O.k so I know this is out of nowhere because I never really blog on Saturdays at all and with it being the first real college football day it’s even more shocking! This morning I had to get up and just share a few things that have been on my mind and then I will let you all get back to enjoying your god given weekend in peace! lol
This morning I am officially 490 and that’s just 2 pounds off my lowest ever so I’m really happy about that! Even more incredible is that I have battled with my fat loss stall for so long now it seems like that my patience has truly been strained and taken to the absolute max some days. It’s not the times that are unexplainable when my number doesn’t go down it’s the days and weeks I know I have had a meal that will set me back and I go ahead and do it anyway. It’s really not the one meal but when you are an addict that one meal is always followed by a second and a third of bad choices that send me down a dark path! To be honest, I’m completely aware that my body has a really hard time dealing with grains and sugar, especially together( like when we have Chinese food). Having this knowledge is powerful but I’m learning is just the first step and the real work comes in the moment, those tiny decisions that you make alone when no one is looking that make or break us. 490 feels great because I have no intentions of having any reward for my progress that involves food! 450 is the goal I need to hit before my trip and I’ve set October 13th as the day to hit even though I don’t actually leave till the following week!
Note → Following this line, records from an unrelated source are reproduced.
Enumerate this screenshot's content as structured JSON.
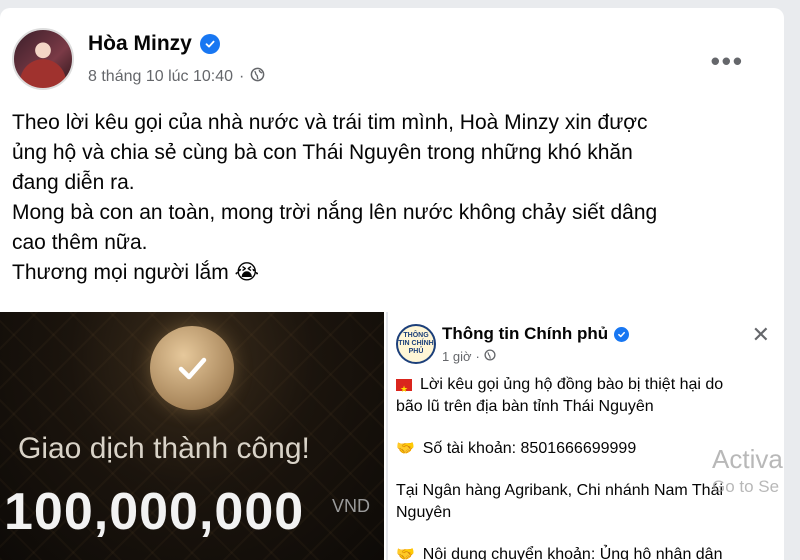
{
  "post": {
    "author": "Hòa Minzy",
    "timestamp": "8 tháng 10 lúc 10:40",
    "privacy_dot": "·",
    "more_label": "•••",
    "text_lines": [
      "Theo lời kêu gọi của nhà nước và trái tim mình, Hoà Minzy xin được",
      "ủng hộ và chia sẻ cùng bà con Thái Nguyên trong những khó khăn",
      "đang diễn ra.",
      "Mong bà con an toàn, mong trời nắng lên nước không chảy siết dâng",
      "cao thêm nữa.",
      "Thương mọi người lắm 😭"
    ]
  },
  "transfer_image": {
    "success_text": "Giao dịch thành công!",
    "amount": "100,000,000",
    "currency": "VND"
  },
  "gov_post": {
    "page_name": "Thông tin Chính phủ",
    "logo_text": "THÔNG TIN CHÍNH PHỦ",
    "time": "1 giờ",
    "dot": "·",
    "close_label": "✕",
    "line1": "Lời kêu gọi ủng hộ đồng bào bị thiệt hại do",
    "line2": "bão lũ trên địa bàn tỉnh Thái Nguyên",
    "account_line": "Số tài khoản: 8501666699999",
    "bank_line1": "Tại Ngân hàng Agribank, Chi nhánh Nam Thái",
    "bank_line2": "Nguyên",
    "content_line": "Nội dung chuyển khoản: Ủng hộ nhân dân"
  },
  "watermark": {
    "line1": "Activa",
    "line2": "Go to Se"
  },
  "colors": {
    "verified": "#1877f2",
    "text_primary": "#050505",
    "text_secondary": "#65676b"
  }
}
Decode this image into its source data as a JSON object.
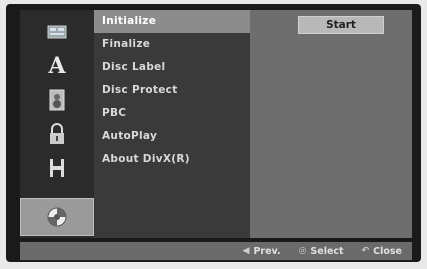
{
  "sidebar": {
    "items": [
      {
        "icon": "disc-menu-icon"
      },
      {
        "icon": "language-icon",
        "glyph": "A"
      },
      {
        "icon": "audio-speaker-icon"
      },
      {
        "icon": "lock-icon"
      },
      {
        "icon": "film-reel-icon"
      },
      {
        "icon": "disc-options-icon"
      }
    ],
    "active_index": 5
  },
  "menu": {
    "items": [
      {
        "label": "Initialize"
      },
      {
        "label": "Finalize"
      },
      {
        "label": "Disc Label"
      },
      {
        "label": "Disc Protect"
      },
      {
        "label": "PBC"
      },
      {
        "label": "AutoPlay"
      },
      {
        "label": "About DivX(R)"
      }
    ],
    "selected_index": 0
  },
  "panel": {
    "start_label": "Start"
  },
  "footer": {
    "prev_symbol": "◀",
    "prev_label": "Prev.",
    "select_symbol": "◎",
    "select_label": "Select",
    "close_symbol": "↶",
    "close_label": "Close"
  },
  "colors": {
    "background": "#1a1a1a",
    "sidebar": "#2b2b2b",
    "menu": "#3a3a3a",
    "panel": "#6e6e6e",
    "highlight": "#8c8c8c"
  }
}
Today marks the 5th day on the Carnivore version of Keto and I really am loving the way I feel when I eat this way. I never feel bloated or lethargic after having a meal and I still feel like I’m eating plenty of food but not stuffing myself. The challenge is to remember to add good healthy fats to my meats because I love meat so much by itself that I often forget to add fat for the fullness and health benefit! The best girl in the game made me some hamburger patties and some leftover pork roast for my feast today and I can’t wait! When you’re eating such a limited food menu it is very important to have foods that you truly enjoy and also to have all types of different meats. I’ll be honest it will be tough for me to eat the organ meats out there but I will give it a try if it means staying consistent and on target!
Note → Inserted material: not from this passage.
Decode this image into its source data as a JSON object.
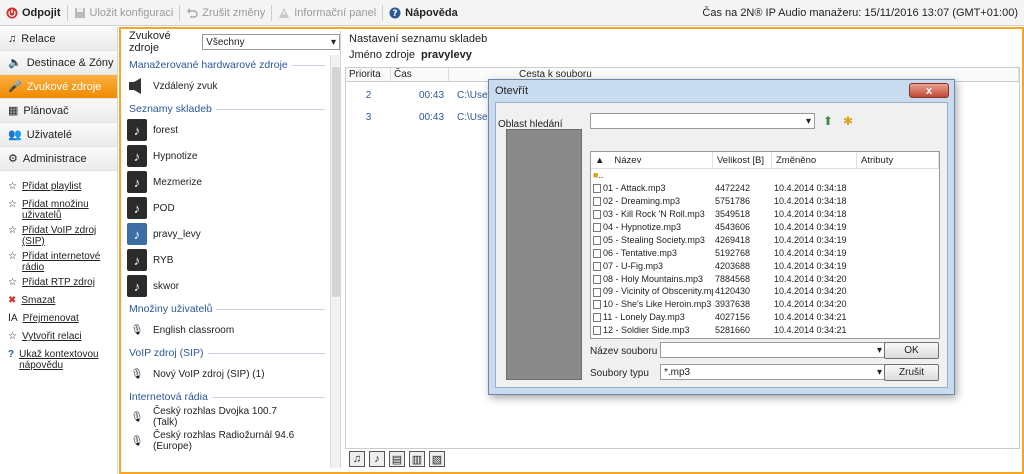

I told my girl I was quitting the gym and she didn’t want to hear it! She told me that just because I am doing more bodyweight movements doesn’t mean I should limit the options I have to work out. She said that the gym is good in case you get a little injured or need a change of pace and she made a few other good points about waiting till we move and building my home gym! If I haven’t stressed it enough this fat loss journey cannot be done individually you must have some aces on your team who not only support you but challenge your opinions with their own, I’m very blessed to have her in my life and I don’t ever take a moment for granted because I know everyone doesn’t have a bonafide ride or die like I do!
As I type this I’m coming up on the 40th hour of my 42 hour fast, the last one of the week and last night was really rough! It’s not that I was hungry but when you fast sometimes you have a weird energy surge and you just can’t fall asleep. I mean I meditated and watched football and even an episode of Two and a Half Men and still I had problems getting to sleep! The quality of sleep is fantastic but damn it doesn’t take a minute and it always seems to be on Fridays my last 42 hour fast that it is the worst, I’m not sure why! You all have heard me say it before and I’ll keep saying that Keto was the biggest change that I made in my fat loss journey but Fasting is by far the most powerful thing I have ever done when it comes to this journey! It has simple helped me to be mindful and patient and while I’m not perfect by any means, it has taught me that my body needs times of fasting to help heal my body and that’s been the biggest most powerful revelation in this journey! (outside of God that is!) If any of you ever need any advice or help to get into the practice of fasting I am always willing to help, I truly believe it has the power to change the world!
Have a wonderful and relaxing weekend and thank you so very much for reading this!